- Born: 15 October 1887 Spalding
- Died: 15 December 1975 (aged 88) Palo Alto
- Education: Yale University, University of Missouri
- Occupation: Geologist, professor, writer
- Employer: Yale University (1920–1956) ;
- Position held: president (1949–), chair (1938–1946), professor emeritus (1956–), research associate (1956–)

= Chester Ray Longwell =

American geologist

Chester Ray Longwell (15 October 1887 – 15 December 1975) was an American geologist who conducted extensive research into the geology of the Basin and Range province in Nevada. His fieldwork led to a more complete understanding of Paleozoic and lower Mesozoic stratigraphic sequence in the southern Great Basin.

Elected a Fellow of the Geological Society of America in 1923, Longwell served as society's president in 1949. He was elected a member of the National Academy of Sciences in 1935. From 1953 to 1954, he served as president, American Geological Institute.

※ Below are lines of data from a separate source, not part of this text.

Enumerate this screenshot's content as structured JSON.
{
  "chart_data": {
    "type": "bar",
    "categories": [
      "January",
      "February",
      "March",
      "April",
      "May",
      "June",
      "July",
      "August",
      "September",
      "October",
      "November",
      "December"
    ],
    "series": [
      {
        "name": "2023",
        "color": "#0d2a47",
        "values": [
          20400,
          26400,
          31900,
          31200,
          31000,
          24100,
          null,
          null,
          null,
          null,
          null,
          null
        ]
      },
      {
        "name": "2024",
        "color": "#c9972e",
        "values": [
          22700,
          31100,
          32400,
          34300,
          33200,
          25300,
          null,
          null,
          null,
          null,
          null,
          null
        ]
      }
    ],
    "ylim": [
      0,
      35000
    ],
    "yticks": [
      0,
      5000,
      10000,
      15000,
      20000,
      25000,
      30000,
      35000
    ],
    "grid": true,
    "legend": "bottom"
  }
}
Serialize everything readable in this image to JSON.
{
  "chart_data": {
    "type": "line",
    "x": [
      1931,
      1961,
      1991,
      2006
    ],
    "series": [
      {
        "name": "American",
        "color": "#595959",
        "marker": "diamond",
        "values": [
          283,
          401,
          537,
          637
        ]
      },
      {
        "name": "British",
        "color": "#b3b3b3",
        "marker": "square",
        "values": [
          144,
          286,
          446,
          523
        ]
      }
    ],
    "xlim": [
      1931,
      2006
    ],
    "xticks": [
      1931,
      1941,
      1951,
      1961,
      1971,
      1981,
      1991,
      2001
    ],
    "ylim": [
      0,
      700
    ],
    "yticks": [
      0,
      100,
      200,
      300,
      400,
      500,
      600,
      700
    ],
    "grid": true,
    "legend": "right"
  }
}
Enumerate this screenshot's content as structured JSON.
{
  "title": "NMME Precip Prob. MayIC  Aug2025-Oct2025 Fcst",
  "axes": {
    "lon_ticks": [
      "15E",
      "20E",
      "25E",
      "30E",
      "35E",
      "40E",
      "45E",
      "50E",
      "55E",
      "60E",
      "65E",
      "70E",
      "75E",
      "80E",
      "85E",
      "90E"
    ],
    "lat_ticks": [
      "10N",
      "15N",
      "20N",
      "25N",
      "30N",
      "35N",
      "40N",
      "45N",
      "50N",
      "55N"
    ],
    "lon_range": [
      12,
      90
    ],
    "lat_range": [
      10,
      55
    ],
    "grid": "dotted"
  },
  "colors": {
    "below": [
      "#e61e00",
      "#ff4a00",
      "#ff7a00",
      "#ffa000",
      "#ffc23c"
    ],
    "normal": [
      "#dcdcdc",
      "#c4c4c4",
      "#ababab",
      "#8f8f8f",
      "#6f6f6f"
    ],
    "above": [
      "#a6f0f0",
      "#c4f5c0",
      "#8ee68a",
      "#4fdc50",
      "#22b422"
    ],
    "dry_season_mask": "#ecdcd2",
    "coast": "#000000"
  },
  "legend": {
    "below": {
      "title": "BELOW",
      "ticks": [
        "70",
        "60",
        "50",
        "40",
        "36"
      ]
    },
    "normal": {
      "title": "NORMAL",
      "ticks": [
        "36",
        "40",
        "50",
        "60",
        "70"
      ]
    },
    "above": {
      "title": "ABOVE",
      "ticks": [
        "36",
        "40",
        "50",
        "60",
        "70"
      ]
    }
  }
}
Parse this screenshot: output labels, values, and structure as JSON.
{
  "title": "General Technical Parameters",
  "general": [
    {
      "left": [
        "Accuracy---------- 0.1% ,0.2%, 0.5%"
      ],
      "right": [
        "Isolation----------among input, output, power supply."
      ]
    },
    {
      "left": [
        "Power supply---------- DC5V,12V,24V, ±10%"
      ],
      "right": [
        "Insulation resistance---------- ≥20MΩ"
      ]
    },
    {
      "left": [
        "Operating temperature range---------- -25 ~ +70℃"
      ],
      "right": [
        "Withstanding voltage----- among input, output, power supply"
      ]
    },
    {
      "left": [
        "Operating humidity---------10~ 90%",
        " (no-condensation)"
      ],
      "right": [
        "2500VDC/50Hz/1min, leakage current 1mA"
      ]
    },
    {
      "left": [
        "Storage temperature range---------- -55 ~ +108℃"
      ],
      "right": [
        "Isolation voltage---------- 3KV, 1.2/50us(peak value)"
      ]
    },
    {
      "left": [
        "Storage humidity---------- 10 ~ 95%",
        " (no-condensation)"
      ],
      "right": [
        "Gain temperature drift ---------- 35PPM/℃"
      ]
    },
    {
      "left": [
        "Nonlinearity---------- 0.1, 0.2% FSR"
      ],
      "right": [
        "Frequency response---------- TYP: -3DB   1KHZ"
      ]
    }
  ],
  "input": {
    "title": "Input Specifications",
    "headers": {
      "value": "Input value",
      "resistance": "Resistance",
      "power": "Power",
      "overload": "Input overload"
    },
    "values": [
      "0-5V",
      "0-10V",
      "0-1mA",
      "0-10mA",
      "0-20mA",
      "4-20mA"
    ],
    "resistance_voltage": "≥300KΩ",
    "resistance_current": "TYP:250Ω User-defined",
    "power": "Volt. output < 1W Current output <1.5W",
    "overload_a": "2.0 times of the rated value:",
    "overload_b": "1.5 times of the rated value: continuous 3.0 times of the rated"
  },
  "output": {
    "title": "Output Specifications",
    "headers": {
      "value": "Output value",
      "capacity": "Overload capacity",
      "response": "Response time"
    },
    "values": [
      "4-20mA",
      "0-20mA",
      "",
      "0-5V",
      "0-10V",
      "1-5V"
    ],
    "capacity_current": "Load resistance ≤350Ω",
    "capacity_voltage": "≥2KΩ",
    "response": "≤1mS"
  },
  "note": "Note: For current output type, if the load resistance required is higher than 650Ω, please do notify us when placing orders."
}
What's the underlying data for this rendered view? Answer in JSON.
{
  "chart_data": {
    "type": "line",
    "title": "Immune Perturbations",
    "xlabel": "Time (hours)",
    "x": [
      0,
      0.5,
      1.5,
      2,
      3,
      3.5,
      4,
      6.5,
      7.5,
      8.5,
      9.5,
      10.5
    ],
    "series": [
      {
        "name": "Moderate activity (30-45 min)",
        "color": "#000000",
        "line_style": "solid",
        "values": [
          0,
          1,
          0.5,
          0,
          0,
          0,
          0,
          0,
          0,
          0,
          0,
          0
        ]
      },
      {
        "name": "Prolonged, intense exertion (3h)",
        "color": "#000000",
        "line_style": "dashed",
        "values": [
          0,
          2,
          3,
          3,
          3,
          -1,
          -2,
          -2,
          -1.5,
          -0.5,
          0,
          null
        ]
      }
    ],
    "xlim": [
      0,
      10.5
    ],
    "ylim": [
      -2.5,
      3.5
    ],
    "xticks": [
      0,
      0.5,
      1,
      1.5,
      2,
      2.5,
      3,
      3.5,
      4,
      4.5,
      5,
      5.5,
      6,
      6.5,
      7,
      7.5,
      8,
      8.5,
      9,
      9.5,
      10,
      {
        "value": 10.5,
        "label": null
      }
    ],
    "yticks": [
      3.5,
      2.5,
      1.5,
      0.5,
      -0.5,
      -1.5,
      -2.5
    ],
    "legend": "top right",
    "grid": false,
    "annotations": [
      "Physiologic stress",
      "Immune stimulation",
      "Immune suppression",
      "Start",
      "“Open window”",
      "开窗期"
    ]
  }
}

He was elected to the American Philosophical Society in 1948 and the American Academy of Arts and Sciences in 1953.

Chester Ray Longwell was born on 15 October 1887 near Spalding, Missouri to John Kilgore and Julia (Megown) Longwell. He earned his bachelor's degree at University of Missouri and his Ph.D. at Yale. He taught at Yale from 1920 to 1956. He died at his home in Palo Alto, California on 15 December 1975.